DeFi platforms are quite minimal in UI and designed for crypto natives, and look more formal than NFT platforms. The UX is quite complex for some of them. Users are looking to do serious and quick transactions.
DAOs are decentralised “companies” of the future governed by its members. The concept is still quite new so the technology to support them is still developing and increasing in demand. More education is needed around them as with many Web3 concepts.
Money: use their NFTs as collateral for instant liquidity
Fun: leverage NFT’s without selling them
Influence, Reputation, Status
Money: Earn interest and service fee
Create their own DAO and be a part of one
Potential to part own defaulted NFTs
Be part of a NFT DAO (reputation, belonging)
Money: earn interest
Potential to part own defaulted NFTs
Language is not clear and commonly known with many of the navigation/action items such as curator, appraisal terms. Homepage language is not easy to understand, and not inviting to the user.
User is forced to connect wallet on entering app, which may deter new users from staying and exploring further.
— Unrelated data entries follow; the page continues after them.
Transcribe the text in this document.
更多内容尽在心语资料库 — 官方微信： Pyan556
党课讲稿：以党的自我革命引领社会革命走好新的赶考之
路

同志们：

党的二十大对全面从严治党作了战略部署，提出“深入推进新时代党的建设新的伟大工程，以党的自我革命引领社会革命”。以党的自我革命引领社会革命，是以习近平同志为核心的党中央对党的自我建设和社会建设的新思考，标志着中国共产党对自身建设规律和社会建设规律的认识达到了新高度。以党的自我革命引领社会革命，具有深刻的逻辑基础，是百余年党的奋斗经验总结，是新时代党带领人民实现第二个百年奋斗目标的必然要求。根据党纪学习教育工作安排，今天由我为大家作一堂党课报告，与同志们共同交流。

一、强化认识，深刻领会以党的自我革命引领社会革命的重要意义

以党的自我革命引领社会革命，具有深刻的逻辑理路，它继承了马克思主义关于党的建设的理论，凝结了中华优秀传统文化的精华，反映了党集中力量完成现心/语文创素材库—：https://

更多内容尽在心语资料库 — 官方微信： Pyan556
Some of the terms such as curator and appraisals is not really seen in other apps, so the user may not know what to expect, there needs to be some change to be more consistent with other well known fintech systems
On launch of the app, the connect wallet experience is already showing red, there should be a better way of guiding the user to switch networks to testnet.
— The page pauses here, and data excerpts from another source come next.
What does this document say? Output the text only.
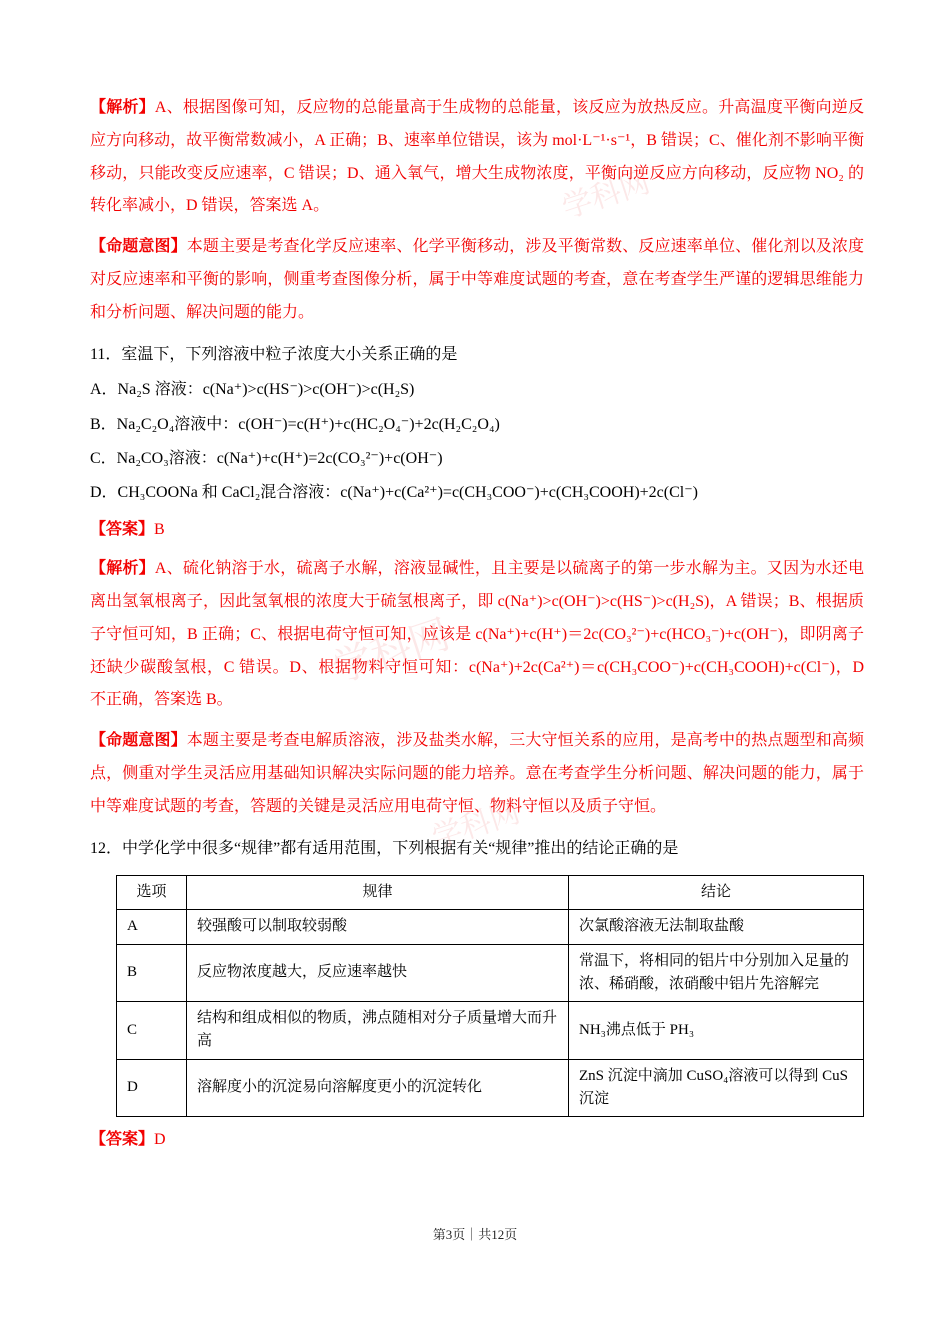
学科网
学科网
学科网

【解析】A、根据图像可知，反应物的总能量高于生成物的总能量，该反应为放热反应。升高温度平衡向逆反应方向移动，故平衡常数减小，A 正确；B、速率单位错误，该为 mol·L⁻¹·s⁻¹，B 错误；C、催化剂不影响平衡移动，只能改变反应速率，C 错误；D、通入氧气，增大生成物浓度，平衡向逆反应方向移动，反应物 NO₂ 的转化率减小，D 错误，答案选 A。

【命题意图】本题主要是考查化学反应速率、化学平衡移动，涉及平衡常数、反应速率单位、催化剂以及浓度对反应速率和平衡的影响，侧重考查图像分析，属于中等难度试题的考查，意在考查学生严谨的逻辑思维能力和分析问题、解决问题的能力。

11．室温下，下列溶液中粒子浓度大小关系正确的是

A．Na₂S 溶液：c(Na⁺)>c(HS⁻)>c(OH⁻)>c(H₂S)

B．Na₂C₂O₄溶液中：c(OH⁻)=c(H⁺)+c(HC₂O₄⁻)+2c(H₂C₂O₄)

C．Na₂CO₃溶液：c(Na⁺)+c(H⁺)=2c(CO₃²⁻)+c(OH⁻)

D．CH₃COONa 和 CaCl₂混合溶液：c(Na⁺)+c(Ca²⁺)=c(CH₃COO⁻)+c(CH₃COOH)+2c(Cl⁻)

【答案】B

【解析】A、硫化钠溶于水，硫离子水解，溶液显碱性，且主要是以硫离子的第一步水解为主。又因为水还电离出氢氧根离子，因此氢氧根的浓度大于硫氢根离子，即 c(Na⁺)>c(OH⁻)>c(HS⁻)>c(H₂S)，A 错误；B、根据质子守恒可知，B 正确；C、根据电荷守恒可知，应该是 c(Na⁺)+c(H⁺)＝2c(CO₃²⁻)+c(HCO₃⁻)+c(OH⁻)，即阴离子还缺少碳酸氢根，C 错误。D、根据物料守恒可知：c(Na⁺)+2c(Ca²⁺)＝c(CH₃COO⁻)+c(CH₃COOH)+c(Cl⁻)，D 不正确，答案选 B。

【命题意图】本题主要是考查电解质溶液，涉及盐类水解，三大守恒关系的应用，是高考中的热点题型和高频点，侧重对学生灵活应用基础知识解决实际问题的能力培养。意在考查学生分析问题、解决问题的能力，属于中等难度试题的考查，答题的关键是灵活应用电荷守恒、物料守恒以及质子守恒。

12．中学化学中很多“规律”都有适用范围，下列根据有关“规律”推出的结论正确的是

选项	规律	结论
A	较强酸可以制取较弱酸	次氯酸溶液无法制取盐酸
B	反应物浓度越大，反应速率越快	常温下，将相同的铝片中分别加入足量的浓、稀硝酸，浓硝酸中铝片先溶解完
C	结构和组成相似的物质，沸点随相对分子质量增大而升高	NH₃沸点低于 PH₃
D	溶解度小的沉淀易向溶解度更小的沉淀转化	ZnS 沉淀中滴加 CuSO₄溶液可以得到 CuS 沉淀

【答案】D

第3页｜共12页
The curator dao creation form is badly designed, showing many red fields on starting the form which makes a poor user experience.
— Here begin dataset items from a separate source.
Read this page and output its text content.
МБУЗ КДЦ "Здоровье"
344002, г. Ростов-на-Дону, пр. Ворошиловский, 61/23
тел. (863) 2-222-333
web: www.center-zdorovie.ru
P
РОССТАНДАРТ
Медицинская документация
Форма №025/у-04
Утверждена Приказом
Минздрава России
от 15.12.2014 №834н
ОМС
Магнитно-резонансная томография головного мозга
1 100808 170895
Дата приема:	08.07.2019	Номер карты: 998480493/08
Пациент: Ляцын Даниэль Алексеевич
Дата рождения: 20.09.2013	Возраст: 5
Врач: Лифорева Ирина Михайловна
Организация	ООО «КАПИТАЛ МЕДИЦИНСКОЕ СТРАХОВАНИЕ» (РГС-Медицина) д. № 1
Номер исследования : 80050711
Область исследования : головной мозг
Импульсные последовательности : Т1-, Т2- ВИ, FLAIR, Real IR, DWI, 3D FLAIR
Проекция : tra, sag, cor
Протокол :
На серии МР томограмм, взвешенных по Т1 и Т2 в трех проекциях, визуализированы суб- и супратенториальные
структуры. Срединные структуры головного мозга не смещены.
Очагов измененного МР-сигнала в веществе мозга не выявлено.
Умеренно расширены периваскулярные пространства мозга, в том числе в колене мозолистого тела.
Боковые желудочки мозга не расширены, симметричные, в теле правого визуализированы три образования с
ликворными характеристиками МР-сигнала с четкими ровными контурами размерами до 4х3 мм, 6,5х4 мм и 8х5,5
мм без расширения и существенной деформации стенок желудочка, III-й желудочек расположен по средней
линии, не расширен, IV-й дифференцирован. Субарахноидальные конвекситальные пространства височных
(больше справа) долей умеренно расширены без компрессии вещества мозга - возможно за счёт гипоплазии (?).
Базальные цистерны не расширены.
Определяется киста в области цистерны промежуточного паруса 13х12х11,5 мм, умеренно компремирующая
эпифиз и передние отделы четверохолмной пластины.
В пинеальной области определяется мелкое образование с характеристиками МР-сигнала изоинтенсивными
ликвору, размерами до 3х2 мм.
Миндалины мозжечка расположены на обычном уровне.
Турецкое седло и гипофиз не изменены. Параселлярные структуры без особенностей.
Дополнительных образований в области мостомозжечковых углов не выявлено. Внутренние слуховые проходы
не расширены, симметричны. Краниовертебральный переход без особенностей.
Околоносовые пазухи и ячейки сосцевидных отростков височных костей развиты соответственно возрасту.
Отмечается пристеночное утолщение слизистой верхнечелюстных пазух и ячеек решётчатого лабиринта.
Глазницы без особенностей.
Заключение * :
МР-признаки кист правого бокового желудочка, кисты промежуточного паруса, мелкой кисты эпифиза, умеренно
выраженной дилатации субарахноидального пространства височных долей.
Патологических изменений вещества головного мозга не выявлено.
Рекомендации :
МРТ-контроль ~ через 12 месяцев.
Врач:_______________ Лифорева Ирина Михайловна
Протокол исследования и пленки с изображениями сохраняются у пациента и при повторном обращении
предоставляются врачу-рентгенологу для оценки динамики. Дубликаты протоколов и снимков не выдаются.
No obvious issues here. The app is probably too early in its development to cater for shortcut workflows, but would be good to have time to design for this in future iterations.
There’s not much design aesthetic compared to top nft marketplace platforms. The fonts need more hierarchy and feel heavy. Not enough whitespace. Colours feel heavy and need to be more minimal. Content layout needs refinement so text is quicker and easier to read.
Jarring error from the start with the connect wallet modal and error codes, and with the curator dao form. Error messaging and design need refining.
Not enough help, onboarding, context on many of the features which would be hard to understand for a non-crypto, non-nft native.
Figure out what features will be in launch and finish designing them (priorities keep shifting)
Create end to end user flows of clickable prototypes for user testing
Reiterate and test again
Waiting for client approval of the above
Successful completion of tasks in user testing
Positive feedback from user testing
No issues from heuristic evaluation
Usage/uptake/positive feedback after launch
With limited time and budget, and an array of problems with this complex project, I used design thinking methods to frame and focus on the most important issues to be solved, with the journey of the Curator DAO first as that is most essential side of the 2 sided lending platform to get users on board. My design solutions and iterations were mostly informed by the initial user testing, heuristic evaluation issues, my intuition, and also from market research of other popular NFT and DeFi systems as benchmarks and influence for design.
There were quite a few curveballs thrown in the project by the client, with the founder switching gears and wanting to build a renting feature when the lending feature wasn’t finished yet, and the project manager leaving all of a sudden who was my best collaborator and translator understanding the need for the whole product design process. So with these unforeseen challenges, I haven’t managed to complete the end to end design process and am waiting on next steps with user validation through hi-fi prototypes and reiteration. There are still a lot of improvements to be made. However, the stakeholders have given me positive feedback on my design solutions and have been happy with my work so far. I have learned a lot about the crypto and NFT space from this and hope to build on this experience in the future.